Para os superar, Portugal tem duas vantagens: um sistema científico e tecnológico e quadros de classe mundial. Há dúvidas e cepticismo – “Estamos atrasados e não estamos preparados”, diz Luís Esteves, da Amorim e Irmãos -, mas nem tudo está perdido. “O nosso atraso pode ser superado”, nota António Conde, gestor da Bosh Termotecnologia. “Mas, olhando para os outros, o que vejo é que estamos desorganizados. Todos estamos a fazer qualquer coisa, mas de forma desgarrada”, nota o gestor. Fortunato Frederico, da Kyaia (empresa de ponta do sector do calçado) diz o mesmo de forma mais simples: “Vamos todos em peregrinação, cada um vai pelo seu caminho mas o caminho não acaba em Fátima para todos. Não temos um objectivo comum”, diz o gestor.

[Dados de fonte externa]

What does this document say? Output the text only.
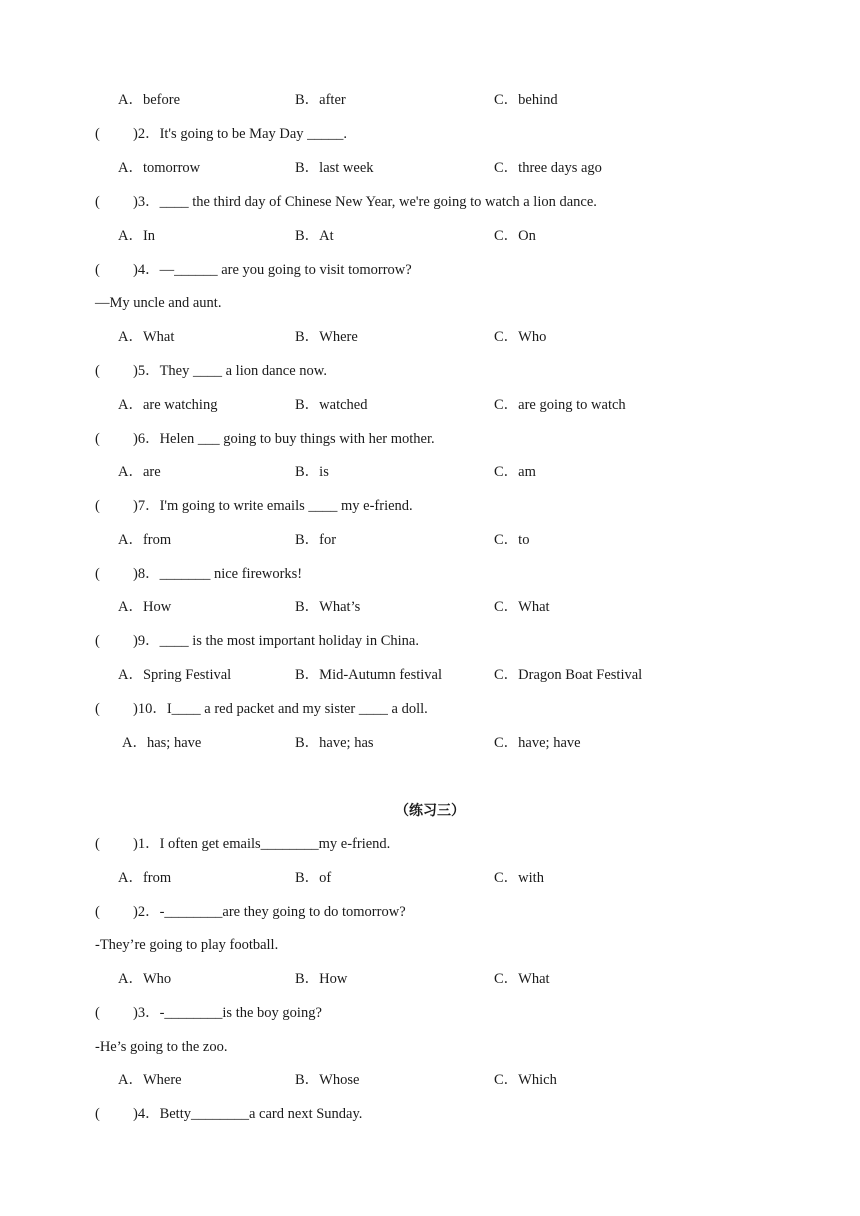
A．before	B．after	C．behind
( )2．It's going to be May Day _____.
A．tomorrow	B．last week	C．three days ago
( )3．____ the third day of Chinese New Year, we're going to watch a lion dance.
A．In	B．At	C．On
( )4．—______ are you going to visit tomorrow?
—My uncle and aunt.
A．What	B．Where	C．Who
( )5．They ____ a lion dance now.
A．are watching	B．watched	C．are going to watch
( )6．Helen ___ going to buy things with her mother.
A．are	B．is	C．am
( )7．I'm going to write emails ____ my e-friend.
A．from	B．for	C．to
( )8．_______ nice fireworks!
A．How	B．What’s	C．What
( )9．____ is the most important holiday in China.
A．Spring Festival	B．Mid-Autumn festival	C．Dragon Boat Festival
( )10．I____ a red packet and my sister ____ a doll.
A．has; have	B．have; has	C．have; have
（练习三）
( )1．I often get emails________my e-friend.
A．from	B．of	C．with
( )2．-________are they going to do tomorrow?
-They’re going to play football.
A．Who	B．How	C．What
( )3．-________is the boy going?
-He’s going to the zoo.
A．Where	B．Whose	C．Which
( )4．Betty________a card next Sunday.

Manuel Caldeira Cabral, ministro da Economia, reconhece o diagnóstico. E diz que o Governo tem em mãos uma terapia. A indústria vai ter em breve o seu próprio programa de coordenação – o Indústria 4.0, que será apresentado em Dezembro. “Somos um dos oito países europeus que vai ter uma estratégia para a digitalização na indústria”, diz o ministro. O anterior Governo tinha também uma estratégia para a reindustrialização, apresentada em 2013. Mas o plano do actual Governo, garante Caldeira Cabral, “é mais abrangente”. Considera, por exemplo, a aceleração da relação entre start-up e empresas tradicionais.  

Ainda assim, Portugal anda devagar. Nas empresas ou no todo nacional, o que falta é, principalmente, um desígnio. Falta organização – “uma área onde ainda temos ainda muito para fazer”, como reconhece José Carlos Caldeira, conhecedor profundo da indústria nacional e actual presidente da Agência Nacional de Inovação.

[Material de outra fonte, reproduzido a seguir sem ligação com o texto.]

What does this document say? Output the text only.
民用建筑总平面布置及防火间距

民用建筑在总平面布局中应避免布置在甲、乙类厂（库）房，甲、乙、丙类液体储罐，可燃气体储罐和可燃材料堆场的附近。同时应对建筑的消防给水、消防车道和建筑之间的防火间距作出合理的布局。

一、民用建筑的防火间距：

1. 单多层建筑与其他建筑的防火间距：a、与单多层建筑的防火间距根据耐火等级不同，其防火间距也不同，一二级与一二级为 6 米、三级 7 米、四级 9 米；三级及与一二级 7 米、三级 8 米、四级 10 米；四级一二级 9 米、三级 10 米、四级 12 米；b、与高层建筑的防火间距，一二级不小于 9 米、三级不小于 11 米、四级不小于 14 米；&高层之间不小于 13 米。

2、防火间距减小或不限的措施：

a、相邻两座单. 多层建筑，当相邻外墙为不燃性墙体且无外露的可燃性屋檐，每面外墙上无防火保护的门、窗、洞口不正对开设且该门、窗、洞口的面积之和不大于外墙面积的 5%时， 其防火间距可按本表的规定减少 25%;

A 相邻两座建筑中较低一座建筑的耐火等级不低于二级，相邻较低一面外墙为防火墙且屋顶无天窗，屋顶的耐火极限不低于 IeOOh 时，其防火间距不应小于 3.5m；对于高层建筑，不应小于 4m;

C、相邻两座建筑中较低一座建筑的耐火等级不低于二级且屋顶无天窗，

Daniel Bessa: o tempo é de especialização

Daniel Bessa é conhecido por ter “opiniões refrescantes” – a definição é de José Manuel Mendonça, presidente do INESC TEC. E no fórum do instituto sobre as fábricas do futuro o economista não deslustrou a designação. Começou por dizer que a indústria de hoje é “engenharia e conhecimento”. Salientou que o tempo em que as empresas exploravam cadeias de valor completas acabou e que o tempo é de “especialização”. Mas, apesar dos desafios e riscos, Daniel Bessa olha à sua volta e vê oportunidades. “Esta semana estive no fórum têxtil e na plateia toda aquela malta podiam ser meus filhos. Isso é fundamental. Os velhos nas empresas vão para o Conselho Fiscal”, notou. Para ele, o conhecimento existente é promissor. Mas não chega. “Para fazer a Farfetch, José Neves não precisava de sair de Braga. Tinha tecnologia ou gente para fazer fotografias. Mas para ter comunicação, marketing e comercial e financiamento teve de ir a Londres”, onde angariou mil milhões, nota o economista. Moral da história: Portugal tem de se especializar, de procurar nichos, de fazer o que pode fazer. E desistir do resto. Por exemplo do capital de risco, onde o país não tem escala. “Não se vai ao Vaticano fazer um parto”.